By Adekunle Ade-Adeleye
Even without the Federal High Court in Ekiti admitting activist and politician Dele Farotimi to bail in the cybercrime bullying case brought against him by the Nigeria Police, it was inevitable that the Ekiti State Magistrate Court where he is standing trial for criminal defamation would also grant him bail. The police are prosecuting him pursuant to the complaint of legal icon and educationist Afe Babalola, 95. The Federal High Court set, among other terms, a bail sum of N50m, while the Magistrate Court set bail at N30m. Mr Farotimi is unlikely to face any difficulty in meeting the terms of the bails. Indeed, his former boss to whom he was presidential campaign spokesman, Peter Obi, has offered to help him meet the terms.
Clearly, going by how he pumped his fist outside the Magistrate Court in the midst of his euphoric supporters, he is not going to beg anyone he has allegedly libeled in his penny dreadful book, Nigeria and its Criminal Justice System. He may have, in the estimation of many Nigerians, particularly the Obidients and anti-establishment activists and civil society organizations, written himself into a storm, but all his adult life as a lawyer, he has been shrill in lampooning anyone he did not take a fancy to, especially government. He had hankered after a cause célèbre, now he has found one. He will milk it to the bitterest dreg in his legal jousting with Chief Babalola. He was reported to have suggested that should he face a suit over his trenchant and perhaps tendentious views, the case would drag on until the complainant passes away.
He has been admitted to bail, partly on the condition that he must not grant press interviews. Like the Indigenous People of Biafra (IPOB) leader, Nnamdi Kanu, he would find it irresistible not speaking to the media, obliquely or undisguisedly. It is in his nature to posture, and as his December 20 bail hearing indicated, he cannot resist the glare of publicity. Leading Obidient intellectuals, their foot soldiers, and surprisingly an undistinguished faction of the Yoruba political and socio-cultural organisation, Afenifere, had all warned before Friday that should the Magistrate Court decline to grant Mr Farotimi bail, they would embark on street action. It was an empty threat: they knew the offence Mr Farotimi was charged with was bailable, and they knew after the Federal High Court had given him bail that the lower court could not conceivably refuse him. By threatening fire and brimstone, like the man in the eye of the storm himself, they were just posturing.

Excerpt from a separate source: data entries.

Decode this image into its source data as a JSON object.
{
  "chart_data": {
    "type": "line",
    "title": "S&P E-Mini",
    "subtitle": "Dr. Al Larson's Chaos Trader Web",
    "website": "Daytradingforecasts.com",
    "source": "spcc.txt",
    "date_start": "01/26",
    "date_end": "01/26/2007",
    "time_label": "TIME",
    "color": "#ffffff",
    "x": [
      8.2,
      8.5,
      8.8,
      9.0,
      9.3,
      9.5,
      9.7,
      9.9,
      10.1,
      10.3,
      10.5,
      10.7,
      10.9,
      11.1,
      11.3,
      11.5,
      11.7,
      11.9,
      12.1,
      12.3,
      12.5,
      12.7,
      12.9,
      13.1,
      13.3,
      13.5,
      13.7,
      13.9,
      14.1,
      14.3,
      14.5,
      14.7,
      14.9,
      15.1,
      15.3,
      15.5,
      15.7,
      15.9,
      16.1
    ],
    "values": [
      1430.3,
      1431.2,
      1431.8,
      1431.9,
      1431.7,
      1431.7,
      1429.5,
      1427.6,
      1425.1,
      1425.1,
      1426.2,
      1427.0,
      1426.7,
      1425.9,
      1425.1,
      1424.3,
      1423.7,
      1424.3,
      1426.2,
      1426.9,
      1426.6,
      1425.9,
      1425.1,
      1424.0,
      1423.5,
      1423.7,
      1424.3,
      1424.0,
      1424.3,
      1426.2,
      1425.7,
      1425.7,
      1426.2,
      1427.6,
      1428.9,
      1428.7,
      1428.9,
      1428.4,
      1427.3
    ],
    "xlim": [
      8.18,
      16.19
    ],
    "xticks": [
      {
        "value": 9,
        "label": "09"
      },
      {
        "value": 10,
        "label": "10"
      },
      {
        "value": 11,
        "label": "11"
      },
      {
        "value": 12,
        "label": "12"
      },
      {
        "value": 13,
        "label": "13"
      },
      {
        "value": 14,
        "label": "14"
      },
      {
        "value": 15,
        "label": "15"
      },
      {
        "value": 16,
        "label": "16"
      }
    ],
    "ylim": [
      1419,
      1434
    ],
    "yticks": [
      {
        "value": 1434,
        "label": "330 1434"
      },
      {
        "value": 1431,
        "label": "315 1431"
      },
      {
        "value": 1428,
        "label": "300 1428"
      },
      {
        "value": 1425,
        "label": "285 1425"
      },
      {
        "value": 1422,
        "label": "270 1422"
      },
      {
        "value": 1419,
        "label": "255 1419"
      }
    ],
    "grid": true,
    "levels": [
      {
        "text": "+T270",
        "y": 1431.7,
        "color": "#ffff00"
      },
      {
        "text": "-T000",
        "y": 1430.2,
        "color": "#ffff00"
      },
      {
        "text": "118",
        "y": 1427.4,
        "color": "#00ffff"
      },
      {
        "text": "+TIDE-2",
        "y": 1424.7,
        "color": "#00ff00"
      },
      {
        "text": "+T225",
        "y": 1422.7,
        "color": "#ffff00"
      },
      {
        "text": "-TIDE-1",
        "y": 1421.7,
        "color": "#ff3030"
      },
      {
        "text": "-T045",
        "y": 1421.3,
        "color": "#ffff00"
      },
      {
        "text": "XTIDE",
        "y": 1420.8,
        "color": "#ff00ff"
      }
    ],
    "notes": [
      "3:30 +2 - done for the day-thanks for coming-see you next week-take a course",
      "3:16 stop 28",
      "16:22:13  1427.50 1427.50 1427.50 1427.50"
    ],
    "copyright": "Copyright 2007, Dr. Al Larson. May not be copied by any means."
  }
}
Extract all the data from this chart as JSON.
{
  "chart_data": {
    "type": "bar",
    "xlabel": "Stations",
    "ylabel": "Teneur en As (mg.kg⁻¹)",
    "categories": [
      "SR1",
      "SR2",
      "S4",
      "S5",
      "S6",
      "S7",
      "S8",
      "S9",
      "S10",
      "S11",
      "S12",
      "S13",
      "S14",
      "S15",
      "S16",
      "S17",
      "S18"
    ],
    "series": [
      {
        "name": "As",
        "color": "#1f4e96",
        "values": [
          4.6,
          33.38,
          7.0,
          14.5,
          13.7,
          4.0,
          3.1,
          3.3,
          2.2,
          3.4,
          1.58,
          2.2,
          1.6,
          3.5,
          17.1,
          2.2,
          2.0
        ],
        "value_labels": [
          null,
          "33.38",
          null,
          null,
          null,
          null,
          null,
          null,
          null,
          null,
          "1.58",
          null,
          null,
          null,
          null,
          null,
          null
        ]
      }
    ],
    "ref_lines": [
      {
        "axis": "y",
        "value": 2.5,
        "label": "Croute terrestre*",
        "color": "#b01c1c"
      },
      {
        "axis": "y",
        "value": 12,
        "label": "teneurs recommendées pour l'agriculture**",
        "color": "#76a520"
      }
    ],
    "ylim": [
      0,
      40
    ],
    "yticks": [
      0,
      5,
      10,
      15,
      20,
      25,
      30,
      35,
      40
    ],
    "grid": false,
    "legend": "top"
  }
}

The collective assault on the judiciary is saddening. How does a simple defamation case, whether criminal or civil, become a celebrated case in which the complainant is demonised and the accused is lionised? Before, during and after the presidential election, the judiciary had been pummeled and intimidated. Because it has its own flaws like all other institutions, it has been unable to respond adequately to the calumniation orchestrated by some ethnic irredentists, civil society organisations, and lately Obidients. The Farotimi case is a continuation of the intimidation of the judiciary and an indication that political reasons are at the base of the abuse of judges. Because the calumniators have got away with murder on social media, the intimidation is unlikely to stop. It will, therefore, be up to individual judges to stare down their traducers and insist on judging cases on their merit.
By offering to help Mr Farotimi meet his bail terms, Mr Obi, a former presidential candidate of the Labour Party (LP), lends credence to the suspicion that a carefully wrought agenda to undermine the judiciary was being undertaken. Whether the suspicion is true or false, Mr Farotimi and his supporters, including Mr Obi, will continue to view every case judged against them as the product of judicial compromise. As the criminal defamation and cybercrime cases continue, every court appearance will be an opportunity for Mr Farotimi to engage in legal histrionics. Since the Obidients are a captive audience led by the nose, they will also use the appearance to scandalise the courts. This pull and push on a national scale will likely continue for some time, aided by social media and an undiscriminating traditional media. Few persons will be concerned that Mr Farotimi and his supporters are playing a political card, a tactic they will deploy to the hilt as the cases drag on and evidence become scarcer to find or more arduous to present.
But it must concern the courts that this case should not be allowed to drag on for much longer than necessary. Not only is the complaint registered by Chief Babalola of such huge legal and societal consequence, to leave it unresolved for an extended period is to entrench the injury complained about as well as subordinate justice to politics. Hopefully the cases would be heard with despatch, and the cause of justice served. If Mr Farotimi is exculpated, so be it. But if Chief Babalola gets the upper hand, the courts must not be swayed by mob intimidation to hem and haw on suits that are likely to define public behavior and political relationships in the years ahead.